Okay, I lied. The company that produces it (Team Losi) has a color-coding system with their shock oil, so it also contains the dyes that make it blue.


----------



## pentrixter (Apr 8, 2009)

deco, Ellis,

http://www.kapowwe.com/Merchant2/me...duct_Code=1-2-837&Category_Code=&Store_Code=R

That's not the type I use, but that's just to complete the challenge. I mean, whether they're lying, I've no idea. I'm just reading the description.

The type I use is similar and is a silicone spray used for airsoft guns. It worked for me but that doesn't mean that all airsoft gun lubricants should be used on cubes.


----------



## deco122392 (Apr 8, 2009)

pentrixter said:


> deco, Ellis,
> 
> http://www.kapowwe.com/Merchant2/me...duct_Code=1-2-837&Category_Code=&Store_Code=R
> 
> ...



im still questioning how it would work(as in, the propellant.) but ok, ill consider my challenge beaten


----------



## pentrixter (Apr 8, 2009)

nah I like less belligerent terms. Complete, not beaten.


----------



## teller (Apr 8, 2009)

Type C does *not* need to be broken in; I actually think I like them better when they're new. The C is quite awful without lube...but put one good squirt in there and it becomes a speed demon, the difference is striking.


----------



## fanwuq (Apr 8, 2009)

teller said:


> Type C does *not* need to be broken in; I actually think I like them better when they're new. The C is quite awful without lube...but put one good squirt in there and it becomes a speed demon, the difference is striking.

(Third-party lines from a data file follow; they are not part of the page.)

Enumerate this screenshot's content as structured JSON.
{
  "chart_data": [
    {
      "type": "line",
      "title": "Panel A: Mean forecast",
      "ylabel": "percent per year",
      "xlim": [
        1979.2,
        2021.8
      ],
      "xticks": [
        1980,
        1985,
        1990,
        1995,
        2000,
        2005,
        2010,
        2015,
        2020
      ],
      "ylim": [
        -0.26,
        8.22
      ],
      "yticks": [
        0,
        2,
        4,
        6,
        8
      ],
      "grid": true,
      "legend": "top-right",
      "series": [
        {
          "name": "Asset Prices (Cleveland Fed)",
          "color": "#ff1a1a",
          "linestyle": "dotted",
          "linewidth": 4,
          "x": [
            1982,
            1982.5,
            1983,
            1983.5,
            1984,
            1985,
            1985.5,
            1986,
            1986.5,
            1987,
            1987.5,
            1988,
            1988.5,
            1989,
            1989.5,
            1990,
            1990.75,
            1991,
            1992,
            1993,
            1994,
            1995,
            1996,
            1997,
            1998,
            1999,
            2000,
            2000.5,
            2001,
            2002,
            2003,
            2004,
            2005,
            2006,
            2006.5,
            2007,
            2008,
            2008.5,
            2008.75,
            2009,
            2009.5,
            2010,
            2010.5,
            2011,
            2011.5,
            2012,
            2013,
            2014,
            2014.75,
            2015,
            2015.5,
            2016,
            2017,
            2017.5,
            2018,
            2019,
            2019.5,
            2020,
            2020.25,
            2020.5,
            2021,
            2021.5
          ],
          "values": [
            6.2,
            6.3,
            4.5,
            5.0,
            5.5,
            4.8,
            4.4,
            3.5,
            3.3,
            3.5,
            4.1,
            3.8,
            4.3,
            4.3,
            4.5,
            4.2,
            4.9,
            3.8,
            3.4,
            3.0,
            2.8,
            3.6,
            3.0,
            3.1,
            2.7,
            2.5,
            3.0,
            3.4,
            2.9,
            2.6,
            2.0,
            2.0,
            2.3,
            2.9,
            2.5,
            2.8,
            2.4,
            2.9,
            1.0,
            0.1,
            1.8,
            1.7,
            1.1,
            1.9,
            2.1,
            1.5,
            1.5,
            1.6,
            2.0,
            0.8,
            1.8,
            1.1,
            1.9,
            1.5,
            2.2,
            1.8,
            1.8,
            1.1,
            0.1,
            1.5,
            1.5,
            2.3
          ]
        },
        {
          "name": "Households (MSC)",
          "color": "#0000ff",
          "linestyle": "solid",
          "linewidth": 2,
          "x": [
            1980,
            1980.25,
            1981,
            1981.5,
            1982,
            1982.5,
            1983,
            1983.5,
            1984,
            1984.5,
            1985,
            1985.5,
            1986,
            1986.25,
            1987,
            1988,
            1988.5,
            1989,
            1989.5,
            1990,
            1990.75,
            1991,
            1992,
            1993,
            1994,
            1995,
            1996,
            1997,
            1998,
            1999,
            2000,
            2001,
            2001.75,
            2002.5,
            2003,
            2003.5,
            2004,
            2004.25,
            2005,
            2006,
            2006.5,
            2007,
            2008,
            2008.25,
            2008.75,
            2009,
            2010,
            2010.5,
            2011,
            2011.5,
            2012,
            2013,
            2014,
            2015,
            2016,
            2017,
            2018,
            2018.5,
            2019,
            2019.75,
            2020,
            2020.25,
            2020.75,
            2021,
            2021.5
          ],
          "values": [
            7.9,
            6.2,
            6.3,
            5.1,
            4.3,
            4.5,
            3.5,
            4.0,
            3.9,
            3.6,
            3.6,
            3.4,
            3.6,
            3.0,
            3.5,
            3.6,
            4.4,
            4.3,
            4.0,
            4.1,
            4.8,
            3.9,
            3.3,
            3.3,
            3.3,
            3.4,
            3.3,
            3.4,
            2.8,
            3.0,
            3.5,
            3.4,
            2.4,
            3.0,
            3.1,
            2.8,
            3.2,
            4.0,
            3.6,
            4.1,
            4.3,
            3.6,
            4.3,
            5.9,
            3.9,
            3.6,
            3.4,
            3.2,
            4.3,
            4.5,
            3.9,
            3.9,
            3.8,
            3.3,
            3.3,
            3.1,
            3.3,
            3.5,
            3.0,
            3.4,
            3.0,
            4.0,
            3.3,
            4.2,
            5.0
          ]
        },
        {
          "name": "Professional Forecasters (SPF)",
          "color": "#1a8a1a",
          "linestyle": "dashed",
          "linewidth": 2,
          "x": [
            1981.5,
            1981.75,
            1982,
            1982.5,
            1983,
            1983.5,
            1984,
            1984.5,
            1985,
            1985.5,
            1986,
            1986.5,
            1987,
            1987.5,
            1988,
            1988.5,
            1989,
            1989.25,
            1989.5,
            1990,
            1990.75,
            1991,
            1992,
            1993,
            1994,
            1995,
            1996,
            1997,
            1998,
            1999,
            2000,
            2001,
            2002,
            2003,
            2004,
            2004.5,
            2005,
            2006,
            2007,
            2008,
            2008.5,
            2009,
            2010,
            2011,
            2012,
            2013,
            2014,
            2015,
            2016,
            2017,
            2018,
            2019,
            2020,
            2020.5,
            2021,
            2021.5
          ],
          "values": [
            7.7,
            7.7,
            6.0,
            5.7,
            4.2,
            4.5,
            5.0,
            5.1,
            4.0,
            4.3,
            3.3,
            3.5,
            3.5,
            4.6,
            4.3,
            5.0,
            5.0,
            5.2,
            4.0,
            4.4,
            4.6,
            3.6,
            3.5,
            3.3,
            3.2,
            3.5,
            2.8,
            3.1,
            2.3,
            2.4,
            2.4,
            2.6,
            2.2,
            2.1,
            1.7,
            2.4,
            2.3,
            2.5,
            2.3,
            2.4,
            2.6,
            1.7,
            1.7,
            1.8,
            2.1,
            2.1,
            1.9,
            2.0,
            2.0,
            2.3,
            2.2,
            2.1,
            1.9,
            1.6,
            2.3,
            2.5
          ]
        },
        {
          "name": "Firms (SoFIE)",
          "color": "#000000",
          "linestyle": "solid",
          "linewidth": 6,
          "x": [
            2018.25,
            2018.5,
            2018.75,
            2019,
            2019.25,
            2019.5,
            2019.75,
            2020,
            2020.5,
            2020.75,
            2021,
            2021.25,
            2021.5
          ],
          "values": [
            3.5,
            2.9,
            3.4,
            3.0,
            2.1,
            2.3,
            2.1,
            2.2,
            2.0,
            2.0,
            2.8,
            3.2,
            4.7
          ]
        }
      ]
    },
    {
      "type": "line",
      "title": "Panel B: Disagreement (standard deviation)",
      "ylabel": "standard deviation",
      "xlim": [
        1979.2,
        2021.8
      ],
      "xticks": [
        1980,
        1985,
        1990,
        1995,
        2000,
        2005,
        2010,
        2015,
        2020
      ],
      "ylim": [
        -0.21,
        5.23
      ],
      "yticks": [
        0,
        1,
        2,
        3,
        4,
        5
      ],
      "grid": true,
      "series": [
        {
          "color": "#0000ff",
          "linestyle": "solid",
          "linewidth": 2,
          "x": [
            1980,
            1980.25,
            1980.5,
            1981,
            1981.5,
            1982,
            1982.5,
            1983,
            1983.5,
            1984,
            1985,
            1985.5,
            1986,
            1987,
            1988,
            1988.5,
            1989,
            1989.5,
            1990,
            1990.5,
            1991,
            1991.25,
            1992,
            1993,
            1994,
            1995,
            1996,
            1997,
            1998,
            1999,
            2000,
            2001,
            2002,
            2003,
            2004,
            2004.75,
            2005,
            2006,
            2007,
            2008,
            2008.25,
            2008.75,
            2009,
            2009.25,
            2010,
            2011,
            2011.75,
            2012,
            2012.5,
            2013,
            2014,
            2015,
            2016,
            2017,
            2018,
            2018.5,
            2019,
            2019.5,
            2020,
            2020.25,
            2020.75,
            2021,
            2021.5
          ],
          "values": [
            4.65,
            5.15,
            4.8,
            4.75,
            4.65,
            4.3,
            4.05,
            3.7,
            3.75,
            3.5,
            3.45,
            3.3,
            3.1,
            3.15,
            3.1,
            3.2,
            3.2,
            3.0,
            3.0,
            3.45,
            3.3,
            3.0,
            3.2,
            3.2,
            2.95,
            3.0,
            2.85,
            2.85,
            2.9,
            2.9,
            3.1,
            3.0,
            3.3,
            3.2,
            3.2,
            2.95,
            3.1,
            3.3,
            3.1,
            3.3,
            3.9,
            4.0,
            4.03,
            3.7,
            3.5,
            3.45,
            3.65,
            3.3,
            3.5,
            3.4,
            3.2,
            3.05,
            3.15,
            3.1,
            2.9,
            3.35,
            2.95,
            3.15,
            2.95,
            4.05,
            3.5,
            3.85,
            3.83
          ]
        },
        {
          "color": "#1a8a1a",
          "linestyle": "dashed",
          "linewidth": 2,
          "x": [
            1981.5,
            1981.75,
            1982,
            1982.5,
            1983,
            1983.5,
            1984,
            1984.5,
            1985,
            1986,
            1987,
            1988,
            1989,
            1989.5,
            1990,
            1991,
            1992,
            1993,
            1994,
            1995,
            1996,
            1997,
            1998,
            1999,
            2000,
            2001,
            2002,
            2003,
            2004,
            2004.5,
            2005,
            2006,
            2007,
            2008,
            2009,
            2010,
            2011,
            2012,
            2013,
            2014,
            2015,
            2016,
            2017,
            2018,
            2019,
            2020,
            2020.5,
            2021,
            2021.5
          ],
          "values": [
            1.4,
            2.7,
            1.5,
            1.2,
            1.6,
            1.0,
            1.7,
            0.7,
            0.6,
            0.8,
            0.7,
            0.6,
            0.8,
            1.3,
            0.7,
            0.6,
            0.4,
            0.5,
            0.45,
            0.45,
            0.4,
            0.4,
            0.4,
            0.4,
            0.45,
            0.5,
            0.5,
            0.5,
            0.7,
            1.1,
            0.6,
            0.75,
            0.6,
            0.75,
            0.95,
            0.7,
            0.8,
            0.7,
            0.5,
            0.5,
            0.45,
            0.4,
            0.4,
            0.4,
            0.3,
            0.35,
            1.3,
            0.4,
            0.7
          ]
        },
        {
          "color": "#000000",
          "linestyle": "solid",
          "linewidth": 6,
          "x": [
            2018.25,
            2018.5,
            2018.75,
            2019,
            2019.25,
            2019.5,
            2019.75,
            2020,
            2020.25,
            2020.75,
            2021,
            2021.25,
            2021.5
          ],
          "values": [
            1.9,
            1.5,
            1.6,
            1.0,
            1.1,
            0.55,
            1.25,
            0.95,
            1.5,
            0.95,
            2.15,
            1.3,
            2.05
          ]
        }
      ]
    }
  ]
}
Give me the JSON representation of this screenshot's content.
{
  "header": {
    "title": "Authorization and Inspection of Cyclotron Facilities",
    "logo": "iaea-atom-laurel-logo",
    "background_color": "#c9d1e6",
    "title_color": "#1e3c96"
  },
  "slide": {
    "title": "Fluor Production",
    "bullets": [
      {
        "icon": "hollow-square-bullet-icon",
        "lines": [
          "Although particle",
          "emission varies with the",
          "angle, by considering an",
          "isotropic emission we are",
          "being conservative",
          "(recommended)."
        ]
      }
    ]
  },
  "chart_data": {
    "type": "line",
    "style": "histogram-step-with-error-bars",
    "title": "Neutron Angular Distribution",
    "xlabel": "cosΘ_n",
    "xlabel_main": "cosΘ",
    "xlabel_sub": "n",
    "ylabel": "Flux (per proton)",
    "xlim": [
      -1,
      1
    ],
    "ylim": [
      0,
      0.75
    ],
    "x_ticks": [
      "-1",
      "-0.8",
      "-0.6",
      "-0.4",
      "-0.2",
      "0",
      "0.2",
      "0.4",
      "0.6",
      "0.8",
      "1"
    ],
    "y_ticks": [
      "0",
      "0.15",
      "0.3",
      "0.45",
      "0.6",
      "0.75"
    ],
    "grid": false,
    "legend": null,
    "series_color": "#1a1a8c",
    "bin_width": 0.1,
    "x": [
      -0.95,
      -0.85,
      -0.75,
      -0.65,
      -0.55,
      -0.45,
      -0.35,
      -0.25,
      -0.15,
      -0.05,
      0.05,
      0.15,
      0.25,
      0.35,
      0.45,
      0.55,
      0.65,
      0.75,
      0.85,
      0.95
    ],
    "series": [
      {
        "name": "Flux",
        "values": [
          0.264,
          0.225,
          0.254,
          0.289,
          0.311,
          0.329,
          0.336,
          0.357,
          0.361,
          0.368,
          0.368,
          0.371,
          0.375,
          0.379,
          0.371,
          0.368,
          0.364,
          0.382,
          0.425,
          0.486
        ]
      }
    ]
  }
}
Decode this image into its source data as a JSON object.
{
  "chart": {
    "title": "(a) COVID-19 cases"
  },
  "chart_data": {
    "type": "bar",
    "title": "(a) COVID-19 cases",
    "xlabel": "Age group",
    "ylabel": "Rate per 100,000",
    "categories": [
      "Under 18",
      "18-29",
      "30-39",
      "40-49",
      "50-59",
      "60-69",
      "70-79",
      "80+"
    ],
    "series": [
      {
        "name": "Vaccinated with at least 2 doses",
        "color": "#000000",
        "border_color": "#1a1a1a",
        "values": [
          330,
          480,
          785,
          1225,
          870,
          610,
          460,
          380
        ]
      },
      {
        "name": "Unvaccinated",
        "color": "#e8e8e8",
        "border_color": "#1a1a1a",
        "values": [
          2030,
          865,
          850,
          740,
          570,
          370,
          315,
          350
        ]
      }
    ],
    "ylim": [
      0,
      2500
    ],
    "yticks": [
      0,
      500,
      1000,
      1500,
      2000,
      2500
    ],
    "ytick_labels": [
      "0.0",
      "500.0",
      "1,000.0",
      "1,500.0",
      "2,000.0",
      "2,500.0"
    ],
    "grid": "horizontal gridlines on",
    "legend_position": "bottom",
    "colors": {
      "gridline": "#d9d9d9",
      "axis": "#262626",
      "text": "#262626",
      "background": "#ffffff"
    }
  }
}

Then you did not get it from DX.
The ones from DX are awesome without lube.
The ones from C4Y sucks without lube.
Sadly, I currently have a C4Y type C without lube.


----------



## teller (Apr 8, 2009)

fanwuq said:


> teller said:
> 
> 
> > Type C does *not* need to be broken in; I actually think I like them better when they're new. The C is quite awful without lube...but put one good squirt in there and it becomes a speed demon, the difference is striking.
> ...



Ah, thanks...I wasn't aware there was a difference. Perhaps they shouldn't both be called "C" then...sigh...


----------



## pentrixter (Apr 8, 2009)

Fanwuq, how many type Cs did you get from DX?

A lot of times we all these China-made cubes are hit or miss...


----------



## fanwuq (Apr 9, 2009)

pentrixter said:


> Fanwuq, how many type Cs did you get from DX?
> 
> A lot of times we all these China-made cubes are hit or miss...



I got 6. One of them was missing a corner, but I didn't really care. I had plenty of old storebought pieces.
One of them had notches in the cap, the others didn't. They all felt really nice, like new Eastsheens without lube. After a week, they weren't as nice as right out of the bag, but still very nice. Then I lubed them with lots of CRC and they are still very nice. Then, I sold them to people in my school cubing club.


----------



## Tain (Apr 9, 2009)

wow, amazing, thank you for telling me to get silicon, by far better than any cube I've ever used before


----------



## pentrixter (Apr 9, 2009)

fanwuq said:


> pentrixter said:
> 
> 
> > Fanwuq, how many type Cs did you get from DX?
> ...


lol so they are hit or miss... But as far as smoothness, I dunno, it doesn't make sense that DX type Cs are better than C4U type Cs...


----------



## teller (Apr 9, 2009)

pentrixter said:


> fanwuq said:
> 
> 
> > pentrixter said:
> ...




FWIW, my C's are from C4U and they're the best cubes I've ever used--screw A, F, PUZL, and everything else if you ask me.


----------



## pentrixter (Apr 9, 2009)

Uh... I thought you said DX had the good ones... oh well, it doesn't matter. Won't add to the thread.

Have you tried the C4U cube, Rubik's DIY, or the JSK? Those seem to be better than a lot of the "type models."


----------



## teller (Apr 9, 2009)

pentrixter said:


> Uh... I thought you said DX had the good ones... oh well, it doesn't matter. Won't add to the thread.
> 
> Have you tried the C4U cube, Rubik's DIY, or the JSK? Those seem to be better than a lot of the "type models."




The C4U cube is my 2nd favorite...it's very slick. Locks a little bit, but feels just great.


----------